4 – CORAZZE  E  PROTEZIONI  SUPPLEMENTARI  

La loro forma più comune era quella di piastre, di spessore vario ma sempre minore rispetto  quello di base, imbullonate o saldate ad esse. E’ facile farle, con dei buoni disegni e fotografie e tagliando del plasticard, da piegarsi se fossero curve e seguissero i contorni di una torretta. I relativi bulloni sono facilmente applicabili col metodo che abbiamo visto prima, lo stesso per le eventuali saldature lungo i bordi, basta incollare attorno ai bordi dello sprue stirato a caldo, da trattare col pirografo o stucco per riprodurre il materiale di saldatura. Teniamo presenti le aperture per certe installazioni, come il posto di guida e l’armamento secondario di scafo, già presenti nella piastra di base. Le piastre a volte fornite nei kits sono in genere un po’spesse e vanno scartavetrate sino a quello giusto.

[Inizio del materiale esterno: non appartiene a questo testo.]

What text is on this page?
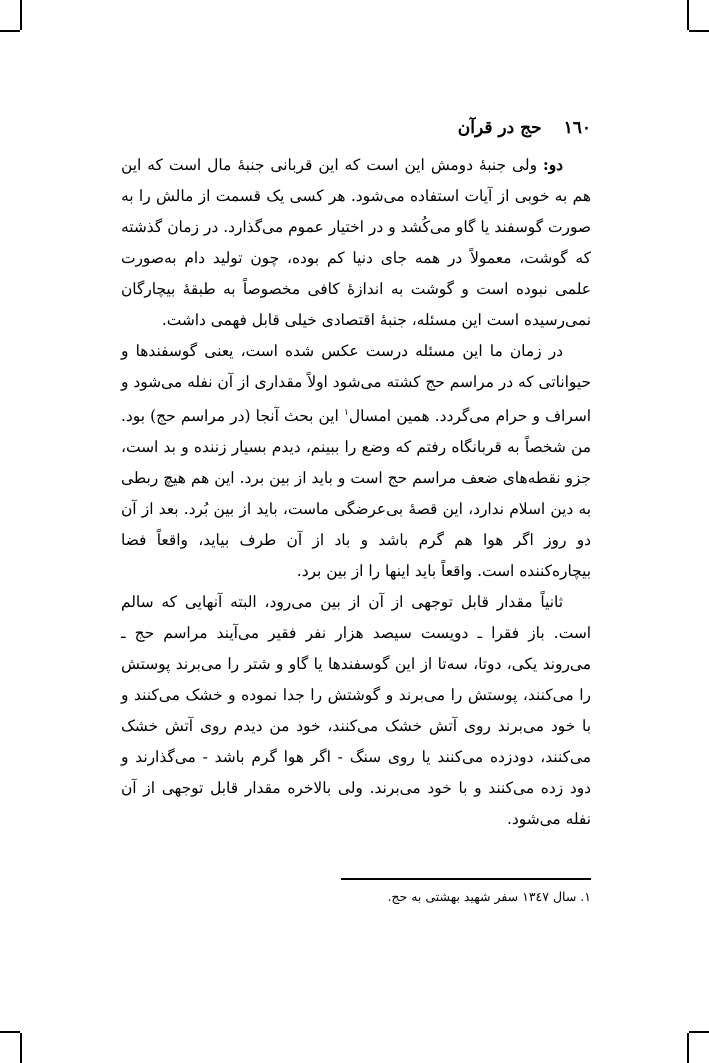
١٦٠
حج در قرآن

دو: ولی جنبهٔ دومش این است که این قربانی جنبهٔ مال است که این هم به خوبی از آیات استفاده می‌شود. هر کسی یک قسمت از مالش را به صورت گوسفند یا گاو می‌کُشد و در اختیار عموم می‌گذارد. در زمان گذشته که گوشت، معمولاً در همه جای دنیا کم بوده، چون تولید دام به‌صورت علمی نبوده است و گوشت به اندازهٔ کافی مخصوصاً به طبقهٔ بیچارگان نمی‌رسیده است این مسئله، جنبهٔ اقتصادی خیلی قابل فهمی داشت.

در زمان ما این مسئله درست عکس شده است، یعنی گوسفندها و حیواناتی که در مراسم حج کشته می‌شود اولاً مقداری از آن نفله می‌شود و اسراف و حرام می‌گردد. همین امسال$^١$ این بحث آنجا (در مراسم حج) بود. من شخصاً به قربانگاه رفتم که وضع را ببینم، دیدم بسیار زننده و بد است، جزو نقطه‌های ضعف مراسم حج است و باید از بین برد. این هم هیچ ربطی به دین اسلام ندارد، این قصهٔ بی‌عرضگی ماست، باید از بین بُرد. بعد از آن دو روز اگر هوا هم گرم باشد و باد از آن طرف بیاید، واقعاً فضا بیچاره‌کننده است. واقعاً باید اینها را از بین برد.

ثانیاً مقدار قابل توجهی از آن از بین می‌رود، البته آنهایی که سالم است. باز فقرا ـ دویست سیصد هزار نفر فقیر می‌آیند مراسم حج ـ می‌روند یکی، دوتا، سه‌تا از این گوسفندها یا گاو و شتر را می‌برند پوستش را می‌کنند، پوستش را می‌برند و گوشتش را جدا نموده و خشک می‌کنند و با خود می‌برند روی آتش خشک می‌کنند، خود من دیدم روی آتش خشک می‌کنند، دودزده می‌کنند یا روی سنگ - اگر هوا گرم باشد - می‌گذارند و دود زده می‌کنند و با خود می‌برند. ولی بالاخره مقدار قابل توجهی از آن نفله می‌شود.

١. سال ١٣٤٧ سفر شهید بهشتی به حج.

Altre volte, le protezioni supplementari prendono altri aspetti, legati alle circostanze sul campo, perché l’importante era difendersi dai proiettili avversari. Gli esempi sono moltissimi, si parte dalle comuni maglie di cingolo proprie o di carri avversari – ci sono esempi di Panzer IV con maglia del T34, Cromwell con cingoli di Tigre o Panther e di semoventi da 75/18 italiani con cingoli di carri inglesi, fissate con cura o drappeggiate, per le sezioni assicurate a piastre piane si può ricorrere ai cingoli dei kits, se abbastanza realistici, se sulle piastre ci sono angoli o curvature l’ideale è usare cingoli maglia per maglia o tagliare con una buona lama le migliori parti in vinile, riposizionando le maglie.

I cingoli potevano essere fissati con ganci saldati,  o con più elaborate staffe, la cui forma ricaveremo dall’esame di qualche fotografia chiara. Altro elemento comune su molti campi di battaglia erano i sacchetti di sabbia, a volte fermati accuratamente, in apposite strutture, o più frequentemente legati con del filo di ferro a parti del mezzo. Con il tempo, il loro stesso peso e possibili danni li ‘sgonfiavano’ e cosi’ il loro aspetto diventava meno rigido.

I sacchetti di sabbia delle confezioni in plastica in genere sono troppo lisci nella finitura e troppo lineari, mentre sempre controllando sulle foto storiche si può apprezzare come fossero meno uguali fra loro e più accumulati; li si potrebbe incidere e piegare a caldo, ma con fatica sproporzionata al risultato finale. In resina esistono confezioni già pronte, m si tratta di materiale adatto solo ai muretti o studiato solo per pochi tipi di carro, fatalmente sempre gli Sherman o quasi.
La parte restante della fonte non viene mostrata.